Servus Intralogistics Blog

Current Challenges in Intralogistics

Written by Christian Beer | November 14, 2017

Boosting efficiency in the value chain was the biggest talking point of the last year. Production processes were optimized to the max. However, intralogistics were neglected and the production and logistics realms were handled separately.

At the same time, the world continues to accelerate. More things are now bought from online stores than over-the-counter. Consumers no longer want off-the-shelf products, but one-offs, their very own totally unique products. In addition to this, there is the need to buy everywhere and at any time. This change in consumer behavior is overcoming the traditionally perceived limits of product availability.


 Efficient intralogistics: Ideally, products and logistics merge to form a single unit.

 

Lead Times Become Drastically Shorter

Ideally, what is ordered today should reach the end customer today.
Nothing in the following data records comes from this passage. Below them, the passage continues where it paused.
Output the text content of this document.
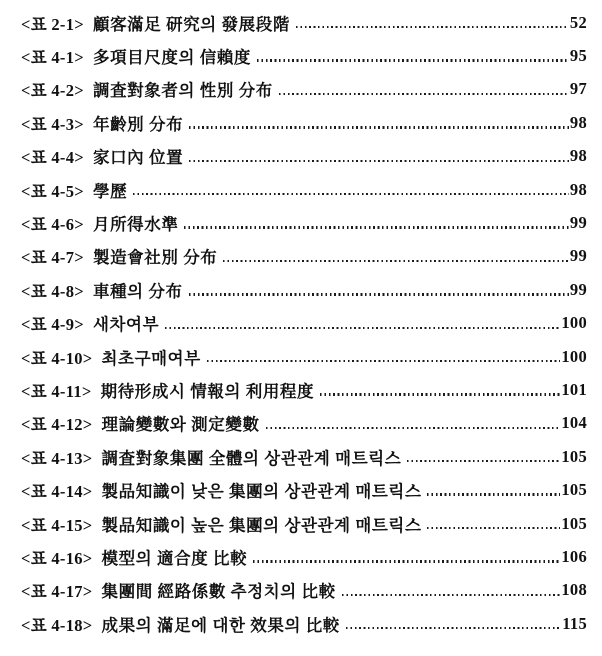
<표 2-1> 顧客滿足 研究의 發展段階	52
<표 4-1> 多項目尺度의 信賴度	95
<표 4-2> 調査對象者의 性別 分布	97
<표 4-3> 年齡別 分布	98
<표 4-4> 家口內 位置	98
<표 4-5> 學歷	98
<표 4-6> 月所得水準	99
<표 4-7> 製造會社別 分布	99
<표 4-8> 車種의 分布	99
<표 4-9> 새차여부	100
<표 4-10> 최초구매여부	100
<표 4-11> 期待形成시 情報의 利用程度	101
<표 4-12> 理論變數와 測定變數	104
<표 4-13> 調査對象集團 全體의 상관관계 매트릭스	105
<표 4-14> 製品知識이 낮은 集團의 상관관계 매트릭스	105
<표 4-15> 製品知識이 높은 集團의 상관관계 매트릭스	105
<표 4-16> 模型의 適合度 比較	106
<표 4-17> 集團間 經路係數 추정치의 比較	108
<표 4-18> 成果의 滿足에 대한 效果의 比較	115
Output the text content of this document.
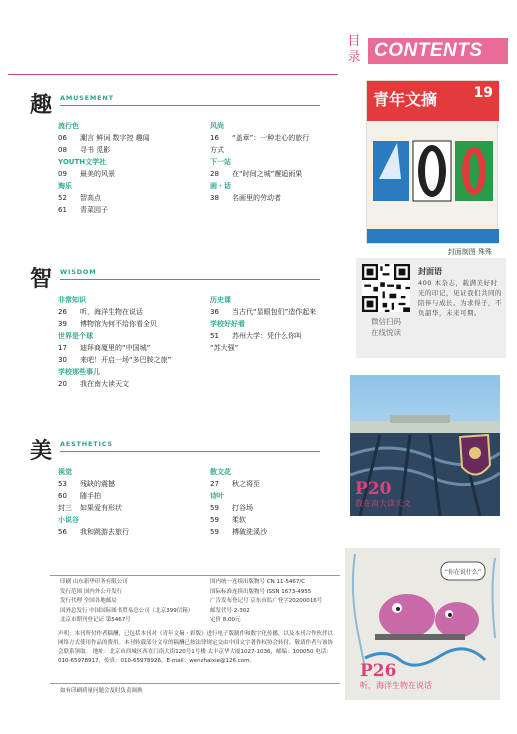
目录 CONTENTS
趣 AMUSEMENT
流行色
06 潮言 鲜词 数字控 趣闻
08 寻书 觅影
YOUTH文学社
09 最美的风景
淘乐
52 智高点
61 青菜园子
风尚
16 “盖章”：一种走心的旅行
方式
下一站
28 在“时间之城”邂逅雨果
画・话
38 名画里的劳动者
智 WISDOM
非常知识
26 听，海洋生物在说话
39 博物馆为何不给你看全贝
世界是个球
17 迪拜商厦里的“中国城”
30 来吧！开启一场“多巴胺之旅”
学校那些事儿
20 我在南大读天文
历史课
36 当古代“显眼包们”造作起来
学校好好看
51 苏州大学：凭什么你叫
“苏大强”
美 AESTHETICS
视觉
53 残缺的震撼
60 随手拍
封三 如果爱有形状
小说谷
56 我和跳游去旅行
散文花
27 秋之将至
诗叶
59 打谷场
59 柔软
59 搏破洗溪沙
青年文摘	19
封面制图 殊殊
微信扫码
在线悦读
封面语
400 本杂志，载满美好时光的印记，见证我们共同的陪伴与成长。为求得子，不负韶华，未来可期。
P20
我在南大读天文
“你在说什么”
P26
听，海洋生物在说话
印刷 山东新华印务有限公司
发行范围 国内外公开发行
发行代理 全国各地邮局
国外总发行 中国国际图书贸易总公司（北京399信箱）
北京市期刊登记证 第5467号
国内统一连续出版物号 CN 11-5467/C
国际标准连续出版物号 ISSN 1673-4955
广告发布登记号 京东市监广登字20200016号
邮发代号 2-302
定价 8.00元
声明：本刊所付作者稿酬，已包括本刊对《青年文摘・彩版》进行电子版制作和数字化传播，以及本刊合作伙伴以网络方式使用作品的费用。本刊转载部分文章的稿酬已按法律规定交由中国文字著作权协会转付，敬请作者与该协会联系领取。 地址：北京市西城区西直门南大街120号1号楼 太丰京华大厦1027-1036，邮编：100050 电话：010-65978917，传真：010-65978926，E-mail：wenzhaixie@126.com。
如有印刷质量问题会及时负责调换
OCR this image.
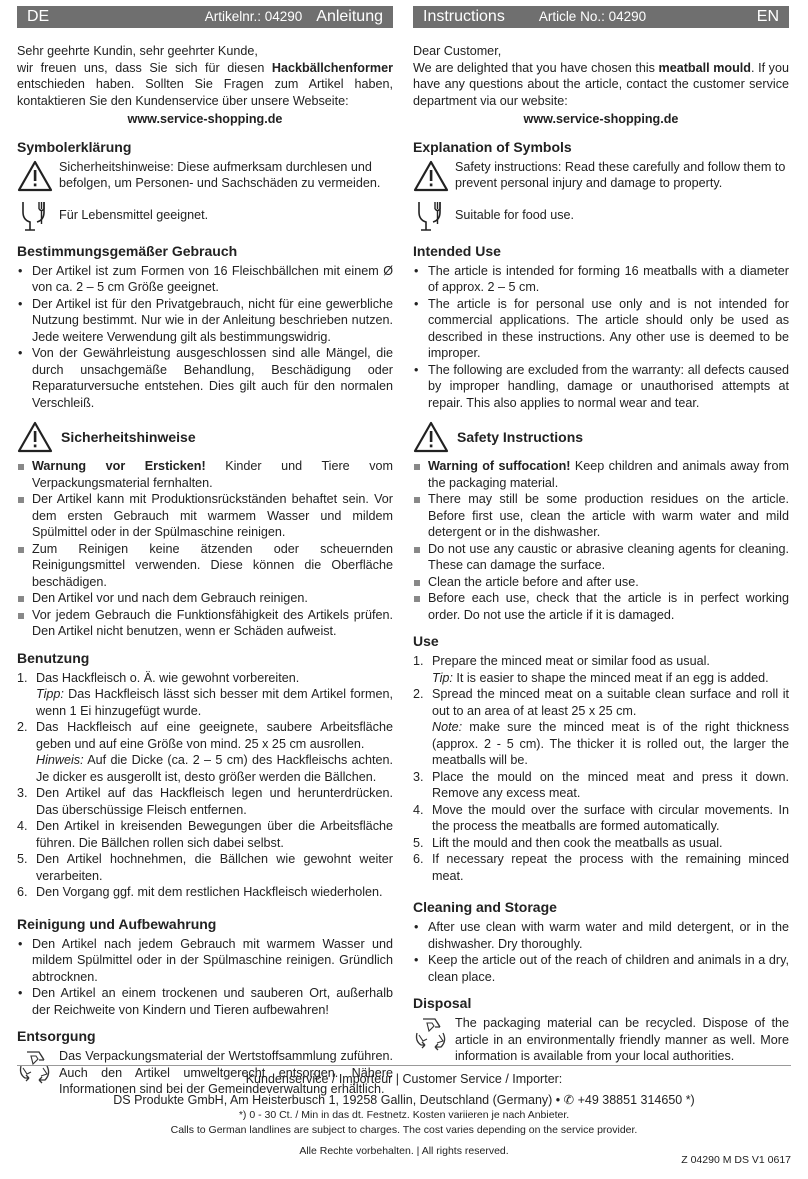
DE	Artikelnr.: 04290 Anleitung

Sehr geehrte Kundin, sehr geehrter Kunde,

wir freuen uns, dass Sie sich für diesen Hackbällchenformer entschieden haben. Sollten Sie Fragen zum Artikel haben, kontaktieren Sie den Kundenservice über unsere Webseite:

www.service-shopping.de

Symbolerklärung

Sicherheitshinweise: Diese aufmerksam durchlesen und befolgen, um Personen- und Sachschäden zu vermeiden.

Für Lebensmittel geeignet.

Bestimmungsgemäßer Gebrauch
• Der Artikel ist zum Formen von 16 Fleischbällchen mit einem Ø von ca. 2 – 5 cm Größe geeignet.
• Der Artikel ist für den Privatgebrauch, nicht für eine gewerbliche Nutzung bestimmt. Nur wie in der Anleitung beschrieben nutzen. Jede weitere Verwendung gilt als bestimmungswidrig.
• Von der Gewährleistung ausgeschlossen sind alle Mängel, die durch unsachgemäße Behandlung, Beschädigung oder Reparaturversuche entstehen. Dies gilt auch für den normalen Verschleiß.
Sicherheitshinweise
Warnung vor Ersticken! Kinder und Tiere vom Verpackungsmaterial fernhalten.
Der Artikel kann mit Produktionsrückständen behaftet sein. Vor dem ersten Gebrauch mit warmem Wasser und mildem Spülmittel oder in der Spülmaschine reinigen.
Zum Reinigen keine ätzenden oder scheuernden Reinigungsmittel verwenden. Diese können die Oberfläche beschädigen.
Den Artikel vor und nach dem Gebrauch reinigen.
Vor jedem Gebrauch die Funktionsfähigkeit des Artikels prüfen. Den Artikel nicht benutzen, wenn er Schäden aufweist.
Benutzung
1. Das Hackfleisch o. Ä. wie gewohnt vorbereiten.
Tipp: Das Hackfleisch lässt sich besser mit dem Artikel formen, wenn 1 Ei hinzugefügt wurde.
2. Das Hackfleisch auf eine geeignete, saubere Arbeitsfläche geben und auf eine Größe von mind. 25 x 25 cm ausrollen.
Hinweis: Auf die Dicke (ca. 2 – 5 cm) des Hackfleischs achten. Je dicker es ausgerollt ist, desto größer werden die Bällchen.
3. Den Artikel auf das Hackfleisch legen und herunterdrücken. Das überschüssige Fleisch entfernen.
4. Den Artikel in kreisenden Bewegungen über die Arbeitsfläche führen. Die Bällchen rollen sich dabei selbst.
5. Den Artikel hochnehmen, die Bällchen wie gewohnt weiter verarbeiten.
6. Den Vorgang ggf. mit dem restlichen Hackfleisch wiederholen.
Reinigung und Aufbewahrung
• Den Artikel nach jedem Gebrauch mit warmem Wasser und mildem Spülmittel oder in der Spülmaschine reinigen. Gründlich abtrocknen.
• Den Artikel an einem trockenen und sauberen Ort, außerhalb der Reichweite von Kindern und Tieren aufbewahren!
Entsorgung

Das Verpackungsmaterial der Wertstoffsammlung zuführen. Auch den Artikel umweltgerecht entsorgen. Nähere Informationen sind bei der Gemeindeverwaltung erhältlich.

Instructions	Article No.: 04290	EN

Dear Customer,

We are delighted that you have chosen this meatball mould. If you have any questions about the article, contact the customer service department via our website:

www.service-shopping.de

Explanation of Symbols

Safety instructions: Read these carefully and follow them to prevent personal injury and damage to property.

Suitable for food use.

Intended Use
• The article is intended for forming 16 meatballs with a diameter of approx. 2 – 5 cm.
• The article is for personal use only and is not intended for commercial applications. The article should only be used as described in these instructions. Any other use is deemed to be improper.
• The following are excluded from the warranty: all defects caused by improper handling, damage or unauthorised attempts at repair. This also applies to normal wear and tear.
Safety Instructions
Warning of suffocation! Keep children and animals away from the packaging material.
There may still be some production residues on the article. Before first use, clean the article with warm water and mild detergent or in the dishwasher.
Do not use any caustic or abrasive cleaning agents for cleaning. These can damage the surface.
Clean the article before and after use.
Before each use, check that the article is in perfect working order. Do not use the article if it is damaged.
Use
1. Prepare the minced meat or similar food as usual.
Tip: It is easier to shape the minced meat if an egg is added.
2. Spread the minced meat on a suitable clean surface and roll it out to an area of at least 25 x 25 cm.
Note: make sure the minced meat is of the right thickness (approx. 2 - 5 cm). The thicker it is rolled out, the larger the meatballs will be.
3. Place the mould on the minced meat and press it down. Remove any excess meat.
4. Move the mould over the surface with circular movements. In the process the meatballs are formed automatically.
5. Lift the mould and then cook the meatballs as usual.
6. If necessary repeat the process with the remaining minced meat.
Cleaning and Storage
• After use clean with warm water and mild detergent, or in the dishwasher. Dry thoroughly.
• Keep the article out of the reach of children and animals in a dry, clean place.
Disposal

The packaging material can be recycled. Dispose of the article in an environmentally friendly manner as well. More information is available from your local authorities.

Kundenservice / Importeur | Customer Service / Importer:

DS Produkte GmbH, Am Heisterbusch 1, 19258 Gallin, Deutschland (Germany) • ✆ +49 38851 314650 *)

*) 0 - 30 Ct. / Min in das dt. Festnetz. Kosten variieren je nach Anbieter.

Calls to German landlines are subject to charges. The cost varies depending on the service provider.

Alle Rechte vorbehalten. | All rights reserved.

Z 04290 M DS V1 0617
Industries in which a delivery time of 48 hours used to be sufficient, now offer same-day delivery. Car buyers are no longer prepared to wait six months for their new vehicles; instead the new car rolls off of the production line shortly after ordering – and it is tailor-made.

The result is an explosion in variant diversity, with batch sizes becoming smaller and smaller right down to batch size 1.

These are the challenges of today and the future. And these challenges apply for all industries, no matter whether the automobile or supply industry, other production industries (mechanical and system engineering, electronics, food, medicine and healthcare, etc.) or in retail.

 

Process Assurance is a Prerequisite

For intralogistics, this means providing tremendous performance with one hundred percent availability, and this requires great speed and a high degree of process assurance.

Taking this into account, it is all the more important to develop smart logistics. The challenge here is to not construct an inflated logistics system, but to develop lean, dynamic logistics – if possible a continuous system without interfaces, which ensures that there are no isolated solutions, and thus opens up the doors for a one-piece flow.

In addition, product and production data is available in real-time through seamless intralogistics along the entire value chain; search times are avoided, feedback loops become shorter, thus improving process quality.

Where production and logistics merge into a single unit, the foundation for lean logistics is laid.